À l'échelle macro-urbaine, au nord de Minas Tirith se trouve l'Anorien, considéré comme une des provinces du Gondor44). Cet espace à mi-chemin entre vallée et plaine possède son équivalent géophysique avec la vallée du Rhône : il s'agit d'une plaine alluviale. Cette province tire par ailleurs son nom de Minas Anor (qui signifie Tour du Soleil), ancien nom de Minas Tirith (i.e. Tour de Garde, ce qui marque a priori la fonction de refuge et de protection de la ville). Elle est délimitée au nord et à l'est par le fleuve Anduin qui constitue presque un fleuve-frontière, notamment en ce qui concerne Osgiliath, ville située à l'est de Minas Tirith, et séparée en deux par le fleuve (à l'image de la ville-fleuve45) : si le fleuve est assez méandreux en amont, sur le plateau du Rohan, du fait de la faible pente, il emprunte ici un cours plus régulier ; on le franchit en bateau ou bien en passant par le grand pont d'Osgiliath). A l'ouest, le mont Mindolluin et au sud le « pays » de Lossarnach délimitent de leur côté l'espace en question. La frontière est matérialisée par le Rammas Echor, un mur gigantesque s'étendant sur des kilomètres46) et qui enclot tout le Pelennor – c'est-à-dire le « Pays clos » qui entoure immédiatement Minas Tirith. Ce mur a été construit après la chute de l'Ithilien, une province voisine, aux mains de l'ennemi Sauron, qui réside en Mordor, à l'est de l'Ithilien. Cette frontière est distante de Minas Tirith d'une à quatre lieues environ (i.e. 5 à 20 kilomètres) : elle dessine donc l'espace d'une banlieue, étymologiquement parlant. Le mur est surveillé par des gardes : un mot de passe est requis pour le franchir. C'est la raison pour laquelle, lorsque Gandalf arrive à cette limite, la présence de Pippin à ses côtés pose problème. Celui-ci ne fait pas partie du territoire de l'Anorien : il est considéré comme un étranger, un danger potentiel en temps de guerre47). L'Anorien se présente donc comme un espace frontiérisé, en raison notamment de l'état de guerre : on y trouve des « petits murs »48) dispersés un peu partout, reliques de l'exode rural récent des habitants.

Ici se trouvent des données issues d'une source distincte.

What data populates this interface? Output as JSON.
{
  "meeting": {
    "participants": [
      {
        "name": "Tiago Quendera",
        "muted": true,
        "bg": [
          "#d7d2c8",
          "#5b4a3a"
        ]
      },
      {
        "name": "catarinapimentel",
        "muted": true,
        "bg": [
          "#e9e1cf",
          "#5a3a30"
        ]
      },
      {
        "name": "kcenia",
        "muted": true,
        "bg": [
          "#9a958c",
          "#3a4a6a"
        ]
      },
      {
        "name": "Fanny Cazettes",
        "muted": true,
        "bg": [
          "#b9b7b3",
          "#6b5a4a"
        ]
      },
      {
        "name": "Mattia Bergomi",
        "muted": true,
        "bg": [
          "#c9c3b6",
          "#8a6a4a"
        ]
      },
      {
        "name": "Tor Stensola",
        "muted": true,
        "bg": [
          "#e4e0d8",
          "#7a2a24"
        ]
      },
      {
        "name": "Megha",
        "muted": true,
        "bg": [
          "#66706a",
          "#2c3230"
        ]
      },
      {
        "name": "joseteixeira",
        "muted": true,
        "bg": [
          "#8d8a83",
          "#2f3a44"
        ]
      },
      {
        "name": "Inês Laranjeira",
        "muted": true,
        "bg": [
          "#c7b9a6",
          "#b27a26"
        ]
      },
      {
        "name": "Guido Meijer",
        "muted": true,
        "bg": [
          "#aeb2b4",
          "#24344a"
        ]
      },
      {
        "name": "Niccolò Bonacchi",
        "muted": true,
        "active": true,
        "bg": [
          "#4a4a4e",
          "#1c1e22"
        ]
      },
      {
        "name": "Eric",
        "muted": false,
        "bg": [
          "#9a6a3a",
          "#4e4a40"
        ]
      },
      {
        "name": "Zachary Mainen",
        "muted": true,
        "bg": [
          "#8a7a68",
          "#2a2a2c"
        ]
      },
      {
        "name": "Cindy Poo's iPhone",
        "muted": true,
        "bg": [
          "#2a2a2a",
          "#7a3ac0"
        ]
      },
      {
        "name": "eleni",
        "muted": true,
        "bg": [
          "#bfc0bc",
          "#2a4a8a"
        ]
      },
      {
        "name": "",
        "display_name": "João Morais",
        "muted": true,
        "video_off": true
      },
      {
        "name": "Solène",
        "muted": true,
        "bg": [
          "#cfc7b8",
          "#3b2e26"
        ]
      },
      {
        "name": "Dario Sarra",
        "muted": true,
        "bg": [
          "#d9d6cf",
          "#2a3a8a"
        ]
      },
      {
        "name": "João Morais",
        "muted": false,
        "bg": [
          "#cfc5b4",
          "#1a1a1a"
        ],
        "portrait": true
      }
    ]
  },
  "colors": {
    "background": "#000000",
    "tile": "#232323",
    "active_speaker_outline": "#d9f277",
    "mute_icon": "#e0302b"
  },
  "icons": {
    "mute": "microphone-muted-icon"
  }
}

Les communications sont par ailleurs mises à l'épreuve, avec un fonctionnement par feux qui permet, à l'instar d'un télégraphe, de transmettre un message49), avec à n'en pas douter plus d'efficacité que le service postal hobbit. Les communications entre les villes ou provinces sont en réalité réduites et difficiles, puisque Minas Tirith est une ville qu'on peut dire primatiale, qui commande un réseau urbain macrocéphale au sein de l'Anorien. La perspective majeure, à partir de Minas Tirith, reste en effet celle des Champs du Pelennor50). A ce titre, l'histoire du Gondor permet d'expliquer ce rapport inégal entre la ville et sa campagne. En effet, Minas Tirith (anciennement Anor) n'a pas toujours été la capitale du Gondor. Avant l'année 1640 du TA, c'est Osgiliath, la ville-fleuve, qui endossait cette fonction, à mi-chemin entre Minas Anor et Minas Ithil (cité de l'Ithilien devenue Minas Morgul en tombant aux mains de Sauron). La ville, incendiée pendant la grande guerre civile du Gondor (1442-1448 TA), a vu son plus grand bâtiment, le Dôme des Étoiles, tomber en ruines. Plus grave, la Grande Peste de l'an 1636 TA a provoqué la fuite d'un grand nombre d'habitants, qui ont refusé de revenir à Osgiliath51). C'est pourquoi, en 1640 TA, la cour royale s'est installée à Minas Anor (devenue plus tard Minas Tirith)52). Cette géo-histoire permet d'esquisser une comparaison avec l'Empire romain, ainsi que le fait Dino Meloni53). Ce dernier pointe le caractère expansionniste et géophage d'un Gondor qui multiplia les conquêtes et les fortifications et assimile par exemple le Rammas Echor au mur d'Hadrien, ou Osgiliath (ancienne capitale) à Rome. Tous ces éléments indiquent donc l'importance de la capitale : elle concentre massivement la population et les fonctions, et, comme Osgiliath est séparée de Minas Tirith par une vaste étendue presque délaissée, un réseau bicéphale s'avère difficile à mettre en place, d'autant plus que le pouvoir politique ne réside que dans la main du Roi (ou de l'Intendant, pour le cas où celui-ci serait absent). Par l'importance de sa puissance presque « absolue », il incarne humainement la macrocéphalie urbaine.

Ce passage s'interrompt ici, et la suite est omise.